I flung off my crusty Happy Camp (I think you’re with me now or Stockholm Syndrome is setting in) blanket expecting to see my guts doing some TikTok flash variation of The Floss. The pain instantly vanished, and everything seemed peachy (and I’m one fleshy peach) until my crusty blanket started to riffle and bulge as if little critters were now trapped under it.
This narrative has been purloined without the author's approval. Report any appearances on Amazon.
Let’s remind ourselves, for an NPR-lovin’ suburban girl on her first extended time away from home in the middle of an old growth forest, it was perfectly respectable for me to harbor nightmares of otherwise benign, furry woodland creatures digging their sharp little teeth and claws into peachy old Charlotte Skrimm.
But, it wasn’t rabid chipmunks, bats, or bunnies trying to get a taste of me. (Note. This is where my reliability as a narrator puts its rusty metal to the pedal. And I won’t blame the shrooms. You shouldn’t either. The shrooms had nothing to do with this. They come later and are completely innocent of the charges TimTim leveled against our wondrous mycelium underlords.)
Out from my crusty blanket stumbled three impish figures with sharp sticks. A few inches tall, they were a cross between garden gnomes and salamanders and glowed dimly like cheap cartoons, leaving a ragged blue phosphorescence as they moved. And they were marching towards my ample belly with their pointy sticks.

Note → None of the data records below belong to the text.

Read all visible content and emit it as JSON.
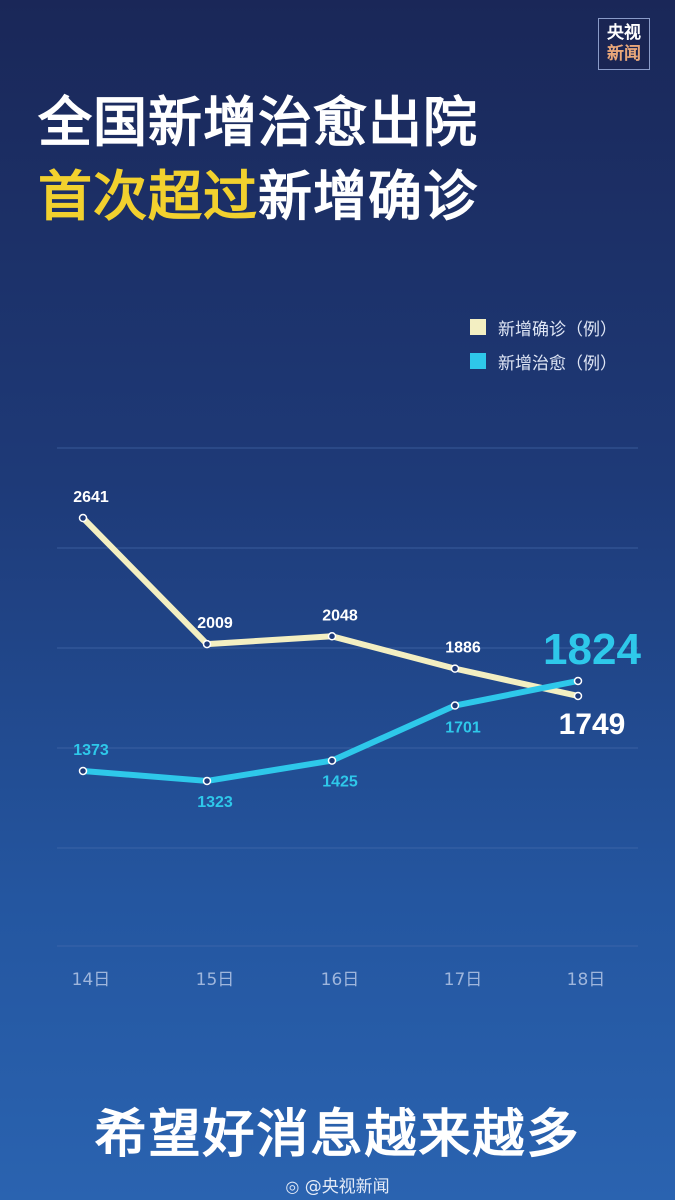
{
  "logo": {
    "line1": "央视",
    "line2": "新闻"
  },
  "title": {
    "line1": "全国新增治愈出院",
    "line2_highlight": "首次超过",
    "line2_rest": "新增确诊"
  },
  "colors": {
    "confirmed": "#f3efc2",
    "cured": "#2ec8ea",
    "highlight": "#f2d12e"
  },
  "chart_data": {
    "type": "line",
    "categories": [
      "14日",
      "15日",
      "16日",
      "17日",
      "18日"
    ],
    "series": [
      {
        "name": "新增确诊（例）",
        "values": [
          2641,
          2009,
          2048,
          1886,
          1749
        ]
      },
      {
        "name": "新增治愈（例）",
        "values": [
          1373,
          1323,
          1425,
          1701,
          1824
        ]
      }
    ],
    "grid": true,
    "legend": "top-right"
  },
  "footer": {
    "slogan": "希望好消息越来越多",
    "credit": "@央视新闻",
    "credit_icon": "weibo-icon"
  }
}
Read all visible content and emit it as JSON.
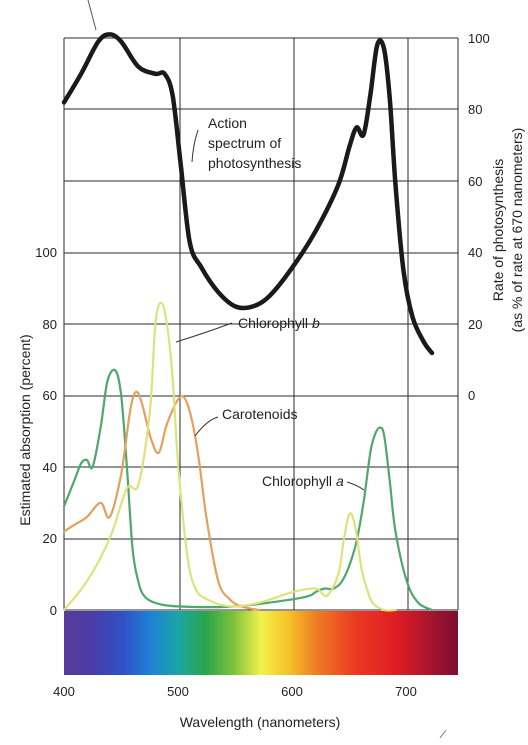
{
  "chart_data": {
    "type": "line",
    "xlabel": "Wavelength (nanometers)",
    "ylabel_left": "Estimated absorption (percent)",
    "ylabel_right": [
      "Rate of photosynthesis",
      "(as % of rate at 670 nanometers)"
    ],
    "xlim": [
      400,
      750
    ],
    "ylim_left": [
      0,
      100
    ],
    "ylim_right": [
      0,
      100
    ],
    "x_ticks": [
      "400",
      "500",
      "600",
      "700"
    ],
    "y_ticks_left": [
      "0",
      "20",
      "40",
      "60",
      "80",
      "100"
    ],
    "y_ticks_right": [
      "0",
      "20",
      "40",
      "60",
      "80",
      "100"
    ],
    "grid": true,
    "spectrum_bar": true,
    "annotations": {
      "action": [
        "Action",
        "spectrum of",
        "photosynthesis"
      ],
      "chl_b_prefix": "Chlorophyll ",
      "chl_b_italic": "b",
      "carotenoids": "Carotenoids",
      "chl_a_prefix": "Chlorophyll ",
      "chl_a_italic": "a"
    },
    "series": [
      {
        "axis": "right",
        "color": "#1a1a1a",
        "x": [
          400,
          415,
          430,
          440,
          450,
          465,
          480,
          488,
          495,
          502,
          510,
          520,
          535,
          550,
          565,
          580,
          600,
          620,
          640,
          650,
          656,
          662,
          668,
          674,
          680,
          685,
          690,
          697,
          705,
          715,
          722
        ],
        "y": [
          82,
          90,
          99,
          101,
          99,
          92,
          90,
          90,
          84,
          65,
          43,
          36,
          29,
          25,
          25,
          28,
          36,
          46,
          59,
          70,
          75,
          73,
          84,
          98,
          97,
          83,
          59,
          35,
          22,
          15,
          12
        ]
      },
      {
        "axis": "left",
        "color": "#4fa86a",
        "x": [
          400,
          410,
          415,
          420,
          425,
          432,
          438,
          445,
          450,
          455,
          460,
          465,
          470,
          480,
          500,
          550,
          600,
          615,
          620,
          628,
          636,
          645,
          655,
          662,
          668,
          672,
          676,
          680,
          685,
          690,
          700,
          710,
          722
        ],
        "y": [
          29,
          37,
          41,
          42,
          40,
          51,
          64,
          67,
          60,
          40,
          17,
          8,
          4,
          2,
          1,
          1,
          3,
          4,
          5,
          6,
          6,
          9,
          18,
          30,
          44,
          49,
          51,
          49,
          36,
          22,
          8,
          2,
          0
        ]
      },
      {
        "axis": "left",
        "color": "#e3a060",
        "x": [
          400,
          410,
          420,
          432,
          440,
          450,
          458,
          463,
          468,
          476,
          483,
          490,
          500,
          506,
          512,
          518,
          525,
          535,
          545,
          555,
          570
        ],
        "y": [
          22,
          24,
          26,
          30,
          26,
          38,
          56,
          61,
          58,
          48,
          44,
          52,
          59,
          59,
          53,
          42,
          25,
          8,
          3,
          1,
          0
        ]
      },
      {
        "axis": "left",
        "color": "#dde37a",
        "x": [
          400,
          420,
          440,
          455,
          465,
          475,
          480,
          485,
          490,
          495,
          500,
          508,
          515,
          525,
          545,
          570,
          600,
          620,
          630,
          640,
          645,
          650,
          655,
          660,
          665,
          670,
          680,
          690
        ],
        "y": [
          0,
          8,
          20,
          34,
          35,
          55,
          80,
          86,
          80,
          65,
          40,
          15,
          6,
          3,
          1,
          2,
          5,
          6,
          4,
          10,
          20,
          27,
          23,
          12,
          6,
          2,
          0,
          0
        ]
      }
    ]
  }
}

If I’d screamed and woken up the other Happy Campers, I wonder how differently things would have turned out. I suppose I’ll have to wait for the fanfiction (unlikely!) to get that answer.
In any case, I didn’t make a peep. My mind froze again, though not with a delicious glob of ice cream satisfaction. Paradoxically, this brain freeze crystallized into icy clarity around the hex Syl had put on me when we bonked heads: Make the dum dum pay in her tum tum.
I haven’t told you nearly enough about Syl yet. That’s coming. At this point, I didn’t even know her name, so I don’t want to give you a poor impression of her hexing skills. They are really quite good. I know this first of her many hexes placed on me sounds rather juvenile, but let me assure you a hex’s spoken words are purely stylistic.
Qpid, for example, is a poet. His hexing is always fresh, compact and lyrical. Yet, as beautiful and terrifying-sounding as his phrasing may be, Qpid’s hexes are not nearly as consistently effective as Syl’s. That’s because the essence of a hex is emotional. It is the feeling behind it, not the spoken words. If I’d fully appreciated that, maybe, I wouldn’t have put earth in such undeathly peril.
You’ve likely noticed, I posit quite a few what ifs in my storytelling (not to mention way too many parenthetical remarks). Probably not the best narrative devices, but part of why I’m penning this tale is to work through some peculiar issues. Especially the preternatural and the supernatural ones.
Syl is preternatural.
Shades are supernatural.
Imps with pointy sticks are just a pain.